Cloud&Heat, the German cloud provider which also offers heating, is moving into a two-story data center in a Frankfurt skyscraper formerly occupied by the European Central Bank (ECB). Other tenants of the building will benefit from the facility’s waste heat, and total savings could reach €70,000 ($79,900) per year.
Cloud&Heat will host up to 84 server racks in a 640 sq m (6,900 sq ft) space on two floors of the Eurotheum building, on Neue Mainzer Straße in Frankfurt. The space was previously an ECB data center, when the bank occupied the building up till 2015. Now, the Eurotheum building contains offices, apartments and hotel space, which will be able to use the waste heat from the Cloud&Heat facility when the facility opens in Autumn this year.
Banking on waste heat
Cloud&Heat offers a conventional infrastructure as a service (IaaS) cloud service based on OpenStack, or a private cloud service on its physical servers, which it manages and operates on behalf of customers. A direct water cooling system captures the waste heat of the servers for reuse. The company offers free heat to so-called ”heat customers,” in exchange for housing a web-connected server enclosure in their buildings.
In 2016, Cloud&Heat reported that a data center it operated in the basement of a Dresden building was running at a PUE of 1.05, while almost all its waste heat was being used to heat flats above - making it ”the most energy-efficient data center in the world.” Other facilities are operating in Hamm and Münster.

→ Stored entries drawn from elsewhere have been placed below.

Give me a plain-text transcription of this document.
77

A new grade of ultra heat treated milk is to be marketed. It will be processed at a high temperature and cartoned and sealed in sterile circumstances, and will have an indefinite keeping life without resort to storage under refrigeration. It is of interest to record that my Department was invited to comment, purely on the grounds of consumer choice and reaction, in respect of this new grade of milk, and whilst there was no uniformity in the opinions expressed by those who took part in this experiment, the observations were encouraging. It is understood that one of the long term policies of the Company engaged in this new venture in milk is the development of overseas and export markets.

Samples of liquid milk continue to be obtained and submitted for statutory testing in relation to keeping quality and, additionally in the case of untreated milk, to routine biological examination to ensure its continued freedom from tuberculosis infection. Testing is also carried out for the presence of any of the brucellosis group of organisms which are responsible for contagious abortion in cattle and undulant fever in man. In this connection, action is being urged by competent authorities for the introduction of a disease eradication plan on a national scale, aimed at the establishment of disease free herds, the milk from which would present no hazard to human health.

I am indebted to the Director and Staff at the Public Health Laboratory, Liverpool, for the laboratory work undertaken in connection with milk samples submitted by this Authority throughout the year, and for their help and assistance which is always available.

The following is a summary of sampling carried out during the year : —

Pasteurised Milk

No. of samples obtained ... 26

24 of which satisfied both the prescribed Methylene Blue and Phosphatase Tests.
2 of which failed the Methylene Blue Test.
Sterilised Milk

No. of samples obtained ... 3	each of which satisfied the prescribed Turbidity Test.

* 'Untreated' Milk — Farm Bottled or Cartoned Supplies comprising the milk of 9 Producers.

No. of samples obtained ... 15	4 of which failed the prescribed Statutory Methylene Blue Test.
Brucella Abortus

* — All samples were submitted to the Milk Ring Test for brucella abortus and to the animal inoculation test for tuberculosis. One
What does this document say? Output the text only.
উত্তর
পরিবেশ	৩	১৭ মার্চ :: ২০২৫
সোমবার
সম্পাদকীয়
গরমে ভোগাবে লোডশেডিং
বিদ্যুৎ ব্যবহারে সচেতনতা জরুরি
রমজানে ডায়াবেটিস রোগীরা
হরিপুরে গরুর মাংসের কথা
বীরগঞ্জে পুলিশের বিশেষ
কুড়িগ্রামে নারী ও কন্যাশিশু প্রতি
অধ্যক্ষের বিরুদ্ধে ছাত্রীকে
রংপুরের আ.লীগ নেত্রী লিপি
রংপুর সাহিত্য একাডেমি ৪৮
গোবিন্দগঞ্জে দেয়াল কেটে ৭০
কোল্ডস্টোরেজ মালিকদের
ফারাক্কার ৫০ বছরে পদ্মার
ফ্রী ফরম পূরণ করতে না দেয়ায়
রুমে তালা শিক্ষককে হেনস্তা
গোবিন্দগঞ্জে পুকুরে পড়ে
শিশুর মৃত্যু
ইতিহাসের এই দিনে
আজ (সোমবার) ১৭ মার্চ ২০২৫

Cloud&Heat is now moving into a more high-profile location, where it will form part of an ambitious climate protection plan, under which the city of Frankfurt am Main has committed to cut its energy demands by 50 percent before 2050, and reduce its greenhouse gas emissions by 95 percent compared to 1990 levels,
Wiebke Fiebig, head of the Frankfurt Energy Agency welcomed the arrival of Cloud&Heat in the Eurotheum, pointing out that data centers would benefit the city if their energy demands could be kept in check: ”Energy-efficient concepts such as the one of Cloud&Heat support the city of Frankfurt am Main,” he said.
The Eurotheum installation will provide up to 600kW of heat when the two floors are fully occupied. This will be carried away by a direct liquid cooling system, and fed directly into the building’s heating system, which is used by offices, conference rooms, restaurants and a hotel in the building.
The installation will save up to €40,000 ($45,634) of heating energy per year, Cloud&Heat says, which is equivalent to around 150 low-energy homes. The liquid cooling will also save around €30,000 ($34,225) per year compared with conventional cooling in the data center, the company says.
If all goes well, the data center space could be extended with more server racks on the ground floor.
“With the Eurotheum, we are expanding our cloud infrastructure by a strategically important location,” says Nicolas Röhrs, CEO of Cloud&Heat. “We only install servers of the latest generation and thus meet even the most stringent data, process and failure security requirements.”
The news crowns a recent series of announcements of distributed heating deployments, including a swimming pool heated by a data center run by Stimergy in France, and a crowdfunding exercise by Nerdalize in the Netherlands, which will result in homes in Delft getting heat from servers offering distributed computing.